Pathology - Posters D
Alternations in the methylation pattern during tumorigenesis have been recognized decades ago and the identification of informative methylation patterns continues to be the focus of multiple cancer studies. Given the platform’s suitability for screening large cohorts, Illumina Infinium Arrays have been the most popular among methods to identify genom-wide methylation profiles at a CpG-site resolution level. Our goal was to assemble an integrated database containing all available methylation and clinical data for publicly available samples and to analyze methylation changes contributing to altered gene expression in colorectal cancer. In order to enable comfortable examination of the database we also aim to create a web-based interactive platform.

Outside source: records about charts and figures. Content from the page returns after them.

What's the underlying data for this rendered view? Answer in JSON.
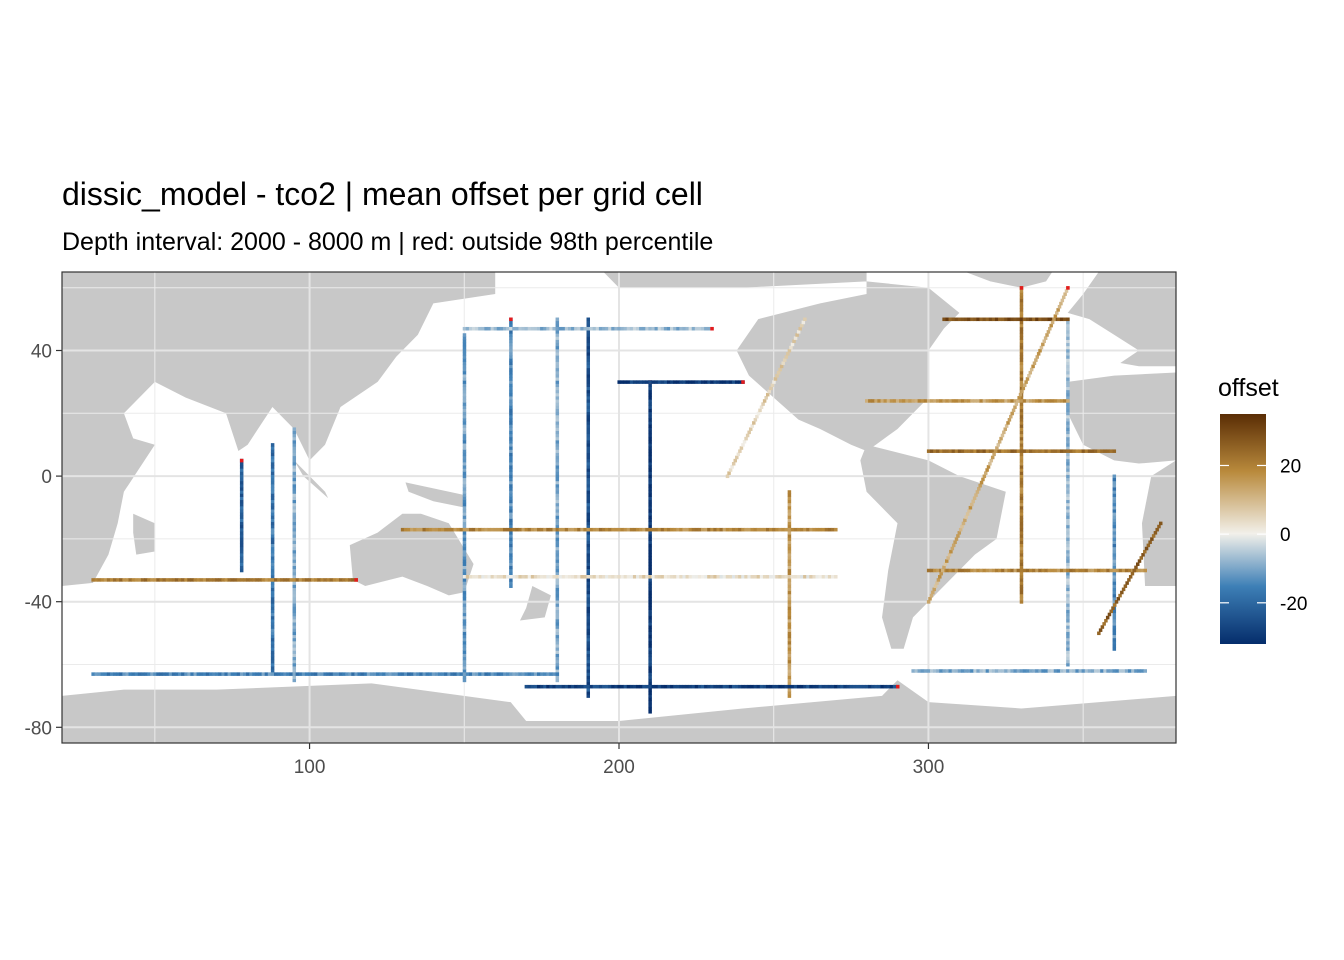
{
  "chart_data": {
    "type": "heatmap",
    "title": "dissic_model - tco2  | mean offset per grid cell",
    "subtitle": "Depth interval: 2000 - 8000 m | red: outside 98th percentile",
    "xlabel": "",
    "ylabel": "",
    "xlim": [
      20,
      380
    ],
    "ylim": [
      -85,
      65
    ],
    "x_ticks": [
      100,
      200,
      300
    ],
    "y_ticks": [
      40,
      0,
      -40,
      -80
    ],
    "grid": true,
    "legend": {
      "title": "offset",
      "position": "right",
      "range": [
        -32,
        35
      ],
      "ticks": [
        20,
        0,
        -20
      ],
      "colors": {
        "low": "#052d6b",
        "mid_low": "#3d7fb6",
        "mid": "#f2f0ea",
        "mid_high": "#b98a3c",
        "high": "#5a2d05"
      },
      "outlier_color": "#e41a1c"
    },
    "land_color": "#c8c8c8",
    "ocean_color": "#ffffff",
    "panel_background": "#ffffff",
    "sections": [
      {
        "type": "meridional",
        "x": 165,
        "y": [
          -35,
          50
        ],
        "value": -15
      },
      {
        "type": "meridional",
        "x": 180,
        "y": [
          -65,
          50
        ],
        "value": -10
      },
      {
        "type": "meridional",
        "x": 190,
        "y": [
          -70,
          50
        ],
        "value": -25
      },
      {
        "type": "meridional",
        "x": 210,
        "y": [
          -75,
          30
        ],
        "value": -30
      },
      {
        "type": "meridional",
        "x": 150,
        "y": [
          -65,
          45
        ],
        "value": -12
      },
      {
        "type": "meridional",
        "x": 88,
        "y": [
          -62,
          10
        ],
        "value": -18
      },
      {
        "type": "meridional",
        "x": 78,
        "y": [
          -30,
          5
        ],
        "value": -22
      },
      {
        "type": "meridional",
        "x": 95,
        "y": [
          -65,
          15
        ],
        "value": -10
      },
      {
        "type": "meridional",
        "x": 255,
        "y": [
          -70,
          -5
        ],
        "value": 15
      },
      {
        "type": "meridional",
        "x": 330,
        "y": [
          -40,
          60
        ],
        "value": 20
      },
      {
        "type": "meridional",
        "x": 345,
        "y": [
          -60,
          50
        ],
        "value": -8
      },
      {
        "type": "meridional",
        "x": 360,
        "y": [
          -55,
          0
        ],
        "value": -14
      },
      {
        "type": "zonal",
        "y": 30,
        "x": [
          200,
          240
        ],
        "value": -30
      },
      {
        "type": "zonal",
        "y": -17,
        "x": [
          130,
          270
        ],
        "value": 18
      },
      {
        "type": "zonal",
        "y": -32,
        "x": [
          150,
          270
        ],
        "value": 3
      },
      {
        "type": "zonal",
        "y": -33,
        "x": [
          30,
          115
        ],
        "value": 20
      },
      {
        "type": "zonal",
        "y": 24,
        "x": [
          280,
          345
        ],
        "value": 15
      },
      {
        "type": "zonal",
        "y": -30,
        "x": [
          300,
          370
        ],
        "value": 18
      },
      {
        "type": "zonal",
        "y": -67,
        "x": [
          170,
          290
        ],
        "value": -28
      },
      {
        "type": "zonal",
        "y": -63,
        "x": [
          30,
          180
        ],
        "value": -15
      },
      {
        "type": "zonal",
        "y": -62,
        "x": [
          295,
          370
        ],
        "value": -10
      },
      {
        "type": "zonal",
        "y": 47,
        "x": [
          150,
          230
        ],
        "value": -8
      },
      {
        "type": "zonal",
        "y": 8,
        "x": [
          300,
          360
        ],
        "value": 22
      },
      {
        "type": "zonal",
        "y": 50,
        "x": [
          305,
          345
        ],
        "value": 28
      },
      {
        "type": "diagonal",
        "x": [
          300,
          345
        ],
        "y": [
          -40,
          60
        ],
        "value": 12
      },
      {
        "type": "diagonal",
        "x": [
          355,
          375
        ],
        "y": [
          -50,
          -15
        ],
        "value": 25
      },
      {
        "type": "diagonal",
        "x": [
          235,
          260
        ],
        "y": [
          0,
          50
        ],
        "value": 5
      }
    ]
  }
}
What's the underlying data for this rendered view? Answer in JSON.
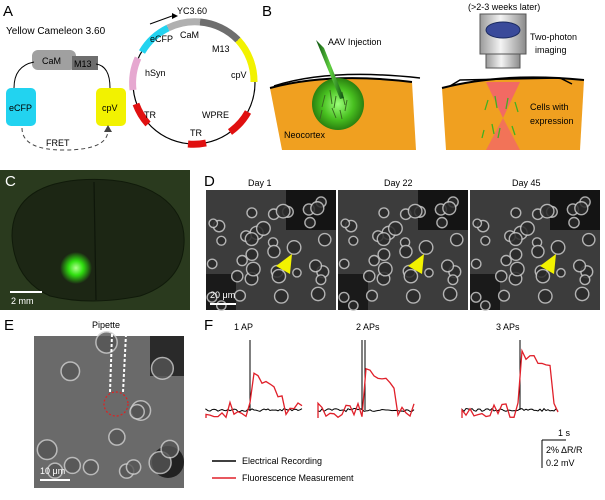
{
  "panels": {
    "A": {
      "letter": "A",
      "title": "Yellow Cameleon 3.60",
      "cam": "CaM",
      "m13": "M13",
      "ecfp": "eCFP",
      "cpv": "cpV",
      "fret": "FRET",
      "plasmid": {
        "name": "YC3.60",
        "segments": [
          "eCFP",
          "CaM",
          "M13",
          "cpV",
          "WPRE",
          "TR",
          "TR",
          "hSyn"
        ]
      }
    },
    "B": {
      "letter": "B",
      "aav": "AAV Injection",
      "neocortex": "Neocortex",
      "later": "(>2-3 weeks later)",
      "twophoton1": "Two-photon",
      "twophoton2": "imaging",
      "cells1": "Cells with",
      "cells2": "expression"
    },
    "C": {
      "letter": "C",
      "scale": "2 mm"
    },
    "D": {
      "letter": "D",
      "days": [
        "Day 1",
        "Day 22",
        "Day 45"
      ],
      "scale": "20 μm"
    },
    "E": {
      "letter": "E",
      "pipette": "Pipette",
      "scale": "10 μm"
    },
    "F": {
      "letter": "F",
      "ap_labels": [
        "1 AP",
        "2 APs",
        "3 APs"
      ],
      "legend": {
        "electrical": "Electrical Recording",
        "fluorescence": "Fluorescence Measurement"
      },
      "scale_time": "1 s",
      "scale_ratio": "2% ΔR/R",
      "scale_mv": "0.2 mV"
    }
  },
  "colors": {
    "ecfp": "#22d3f0",
    "cpv": "#f2f200",
    "cam": "#a0a0a0",
    "m13": "#6e6e6e",
    "hsyn": "#e6a8d0",
    "tr": "#e01010",
    "brain": "#f0a020",
    "fluorescence": "#e0202a",
    "electrical": "#000000"
  },
  "chart_data": {
    "type": "line",
    "series": [
      {
        "name": "Electrical Recording",
        "values": []
      },
      {
        "name": "Fluorescence Measurement",
        "values": []
      }
    ]
  }
}
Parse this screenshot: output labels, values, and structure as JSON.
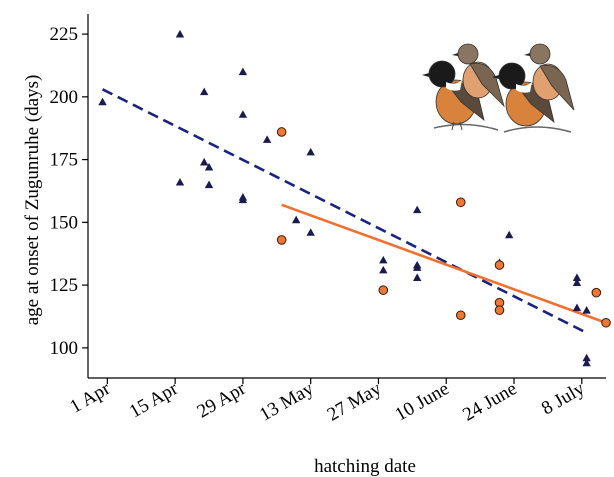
{
  "chart_data": {
    "type": "scatter",
    "title": "",
    "xlabel": "hatching date",
    "ylabel": "age at onset of Zugunruhe (days)",
    "xlim": [
      -4,
      103
    ],
    "ylim": [
      88,
      233
    ],
    "x_ticks": [
      {
        "value": 0,
        "label": "1 Apr"
      },
      {
        "value": 14,
        "label": "15 Apr"
      },
      {
        "value": 28,
        "label": "29 Apr"
      },
      {
        "value": 42,
        "label": "13 May"
      },
      {
        "value": 56,
        "label": "27 May"
      },
      {
        "value": 70,
        "label": "10 June"
      },
      {
        "value": 84,
        "label": "24 June"
      },
      {
        "value": 98,
        "label": "8 July"
      }
    ],
    "y_ticks": [
      100,
      125,
      150,
      175,
      200,
      225
    ],
    "grid": false,
    "series": [
      {
        "marker": "triangle",
        "color": "#1a1a4e",
        "points": [
          [
            -1,
            198
          ],
          [
            15,
            225
          ],
          [
            15,
            166
          ],
          [
            20,
            202
          ],
          [
            20,
            174
          ],
          [
            21,
            172
          ],
          [
            21,
            165
          ],
          [
            28,
            210
          ],
          [
            28,
            193
          ],
          [
            28,
            160
          ],
          [
            28,
            159
          ],
          [
            33,
            183
          ],
          [
            39,
            151
          ],
          [
            42,
            178
          ],
          [
            42,
            146
          ],
          [
            57,
            135
          ],
          [
            57,
            131
          ],
          [
            64,
            155
          ],
          [
            64,
            133
          ],
          [
            64,
            132
          ],
          [
            64,
            128
          ],
          [
            81,
            134
          ],
          [
            83,
            145
          ],
          [
            97,
            128
          ],
          [
            97,
            126
          ],
          [
            97,
            116
          ],
          [
            99,
            115
          ],
          [
            99,
            96
          ],
          [
            99,
            94
          ]
        ]
      },
      {
        "marker": "circle",
        "color": "#ee7733",
        "points": [
          [
            36,
            186
          ],
          [
            36,
            143
          ],
          [
            57,
            123
          ],
          [
            73,
            158
          ],
          [
            73,
            113
          ],
          [
            81,
            133
          ],
          [
            81,
            118
          ],
          [
            81,
            115
          ],
          [
            101,
            122
          ],
          [
            103,
            110
          ]
        ]
      }
    ],
    "fit_lines": [
      {
        "style": "dashed",
        "color": "#1a237e",
        "from": [
          -1,
          203
        ],
        "to": [
          99,
          106
        ]
      },
      {
        "style": "solid",
        "color": "#f07030",
        "from": [
          36,
          157
        ],
        "to": [
          103,
          110
        ]
      }
    ]
  },
  "illustration": {
    "icon": "stonechat-birds-icon",
    "colors": {
      "head": "#1a1a1a",
      "breast": "#d9823b",
      "collar": "#ffffff",
      "back": "#6b5a4a",
      "female_head": "#8a7560",
      "female_breast": "#e0a070"
    }
  }
}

Studies with publicly available raw intensity data files were systematically screened using the GEO Platform browser. After filtering by dataset origin, methylation data from colorectal cancer studies were acquired along with clinical and demographical data. In order to identify differentially methylated regions, gene level analysis was performed. Pearson correlation between methylation and gene expression in colorectal cancer and normal tissues was computed using Illumina HumanMethylation450K and RNA-seq data from the GDC (Genomic Data Commons) database. For web application development we used the shiny R package.
As a result, a database containing 2295 adenocarcinoma, adenoma and normal tissue data was established. When tumor and normal tissues were compared, promoter and first exon regions exhibited the highest fold change. Among the top 20 genes based on AUC value, there were multiple genes previously associated with malignancies such as POFUT1, DMBT1 and TDG in the TSS1500, PSMD11, LYPD5 and MIR16. in the TSS200, CPNE5, SLC9A1 and WEE1 in the 5’UTR, NAT8L, MERTK and A1BG in the first exon, SOD3, C11orf52 and RAPH1 in the body region and QPCTL, MEIS2 and CISH in the 3’UTR region. Among the genes with differentially methylated regions, the ones with strong negative correlation between methylation and expression (r< -0.7) were overrepresented in the case of promoter and first exon regions.
We assembled a sizeable database containing colorectal samples with genome-wide methylation data and established a pipeline for data processing. The presented database and web platform will be a useful starting point for biomarker discovery.